I am unable to give reply to the Visitor Messages  :Confused: 

Any suggestion how to do it?  :Smilie:

----------


## arlu1201

You are not able to see the "View Conversation" button?

----------


## :) Sixthsense :)

When I click View Conversation, just a blank window appears.

No message is displaying and no reply button and all  :Frown:

----------


## arlu1201

Try clearing cache, logging out and logging in again. 
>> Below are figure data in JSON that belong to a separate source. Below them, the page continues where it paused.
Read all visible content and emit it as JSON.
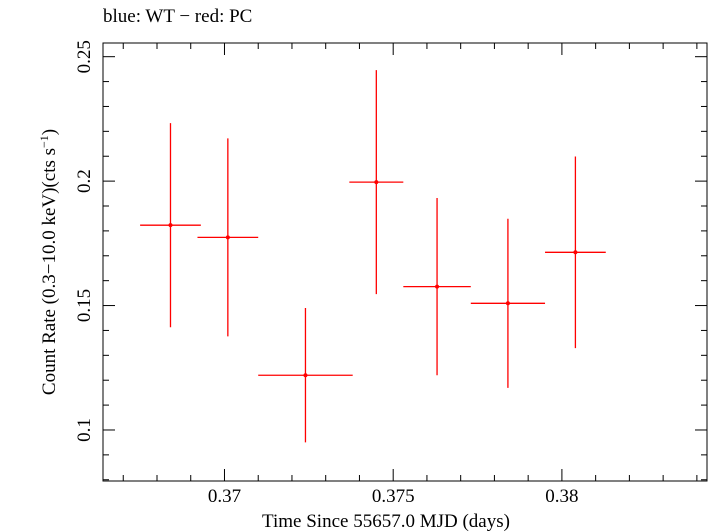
{
  "chart_data": {
    "type": "scatter",
    "title": "blue: WT − red: PC",
    "xlabel": "Time Since 55657.0 MJD (days)",
    "ylabel_main": "Count Rate (0.3−10.0 keV)(cts s",
    "ylabel_sup": "−1",
    "ylabel_end": ")",
    "xlim": [
      0.3664,
      0.3843
    ],
    "ylim": [
      0.0795,
      0.2555
    ],
    "x_ticks": [
      0.37,
      0.375,
      0.38
    ],
    "x_tick_labels": [
      "0.37",
      "0.375",
      "0.38"
    ],
    "y_ticks": [
      0.1,
      0.15,
      0.2,
      0.25
    ],
    "y_tick_labels": [
      "0.1",
      "0.15",
      "0.2",
      "0.25"
    ],
    "grid": false,
    "series": [
      {
        "color": "#ff0000",
        "points": [
          {
            "x": 0.3684,
            "xerr": 0.0009,
            "y": 0.1823,
            "yerr_low": 0.041,
            "yerr_high": 0.041
          },
          {
            "x": 0.3701,
            "xerr": 0.0009,
            "y": 0.1774,
            "yerr_low": 0.0398,
            "yerr_high": 0.0398
          },
          {
            "x": 0.3724,
            "xerr": 0.0014,
            "y": 0.122,
            "yerr_low": 0.027,
            "yerr_high": 0.027
          },
          {
            "x": 0.3745,
            "xerr": 0.0008,
            "y": 0.1996,
            "yerr_low": 0.045,
            "yerr_high": 0.045
          },
          {
            "x": 0.3763,
            "xerr": 0.001,
            "y": 0.1576,
            "yerr_low": 0.0356,
            "yerr_high": 0.0356
          },
          {
            "x": 0.3784,
            "xerr": 0.0011,
            "y": 0.1509,
            "yerr_low": 0.034,
            "yerr_high": 0.034
          },
          {
            "x": 0.3804,
            "xerr": 0.0009,
            "y": 0.1714,
            "yerr_low": 0.0385,
            "yerr_high": 0.0385
          }
        ]
      }
    ]
  }
}
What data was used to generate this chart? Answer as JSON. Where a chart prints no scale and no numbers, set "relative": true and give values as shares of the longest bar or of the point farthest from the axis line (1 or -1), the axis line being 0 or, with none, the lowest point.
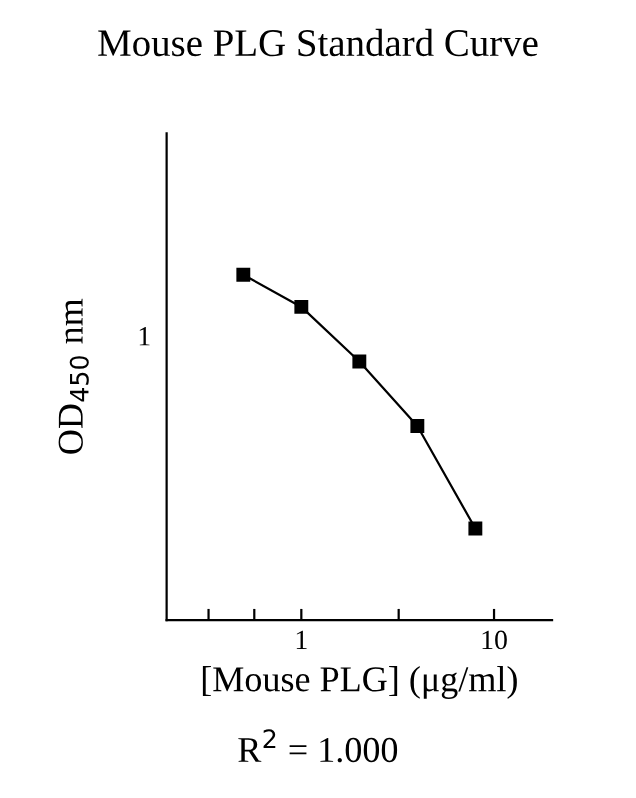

Your visitor message setting is the same as it was earlier.

----------


## :) Sixthsense :)

Hi arlu1201,

This is not happening today or yesterday, I was facing this issue for more than 3 to 6 months  :Frown: 

Please check in my login so that you can get the clear picture what's happening at my end  :Smilie:

----------


## arlu1201

Are you able to reply now?  Please check and confirm.

----------


## :) Sixthsense :)

Yes, Now I can able to view the conversations with a reply option also  :Smilie: 

I tested it and its working fine..... :EEK!: 

Thanks a lot for fixing the issue  :Smilie:   :Wink:   :Smilie:

----------